Par arrêt avant dire droit du 18 novembre 2025 la cour d'appel a :
Ordonné la réouverture des débats,
Renvoyé l'examen de la cause à l'audience du 6 mars 2026,
Dit que [F] [L] devra communiquer à la cour et aux intimés, au plus tard le jour de l'audience, les statuts de la SCI [11], un extrait Kbis actualisé de cette société, ainsi qu'une fiche de renseignement 'publicité foncière' à son nom et à celui de la SCI [11] permettant de vérifier la réalité de son patrimoine immobilier,
À l'audience du 6 mars 2026 [F] [L] a comparu . Il a deposé un extrait 'pappers' à jour au 2 mars 2026 de la société [11] et un courrier visé par le greffe et soutenu oralement, aux termes duquel il explique que cette société a été créée en 2008 par son ancien employeur alors qu'il était salarié dans l'entreprise [12], qu'il a été licencié économiquement en 2009, et qu'il n'a plus eu de nouvelle de son ancient employeur, que la société [12] a cessé son activité en 2014.

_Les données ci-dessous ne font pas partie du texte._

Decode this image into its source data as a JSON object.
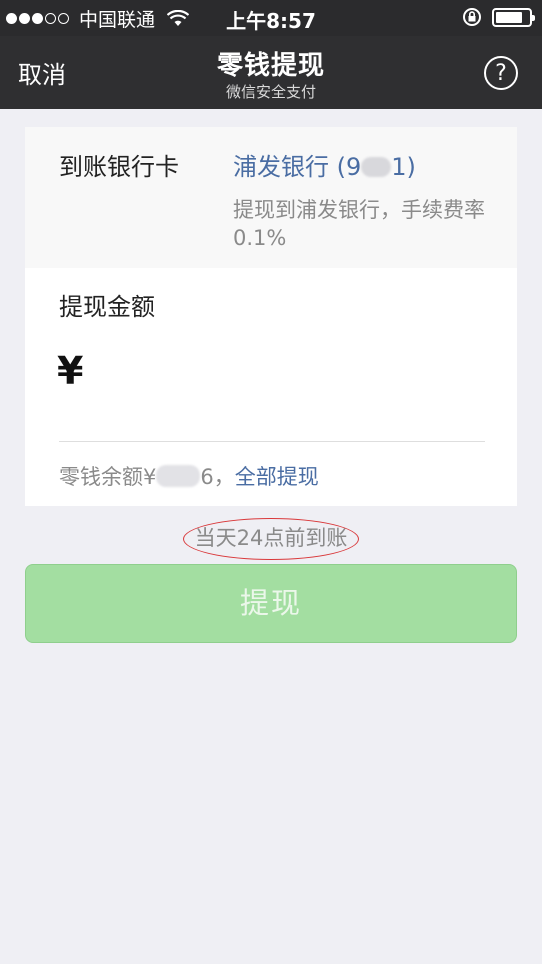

Il conteste avoir eu connaissance de sa participation au sein de la SCI [11] et nie avoir perçu un quelconque revenu de celle-ci.
Par courrier du 8 décembre 2025 le centre des finances publiques de [Localité 1] indique que la dette de [F] [L] s'élève à la somme de 3027,19 euros.
Les autres parties bien que régulièrement convoquées n'ont pas comparu.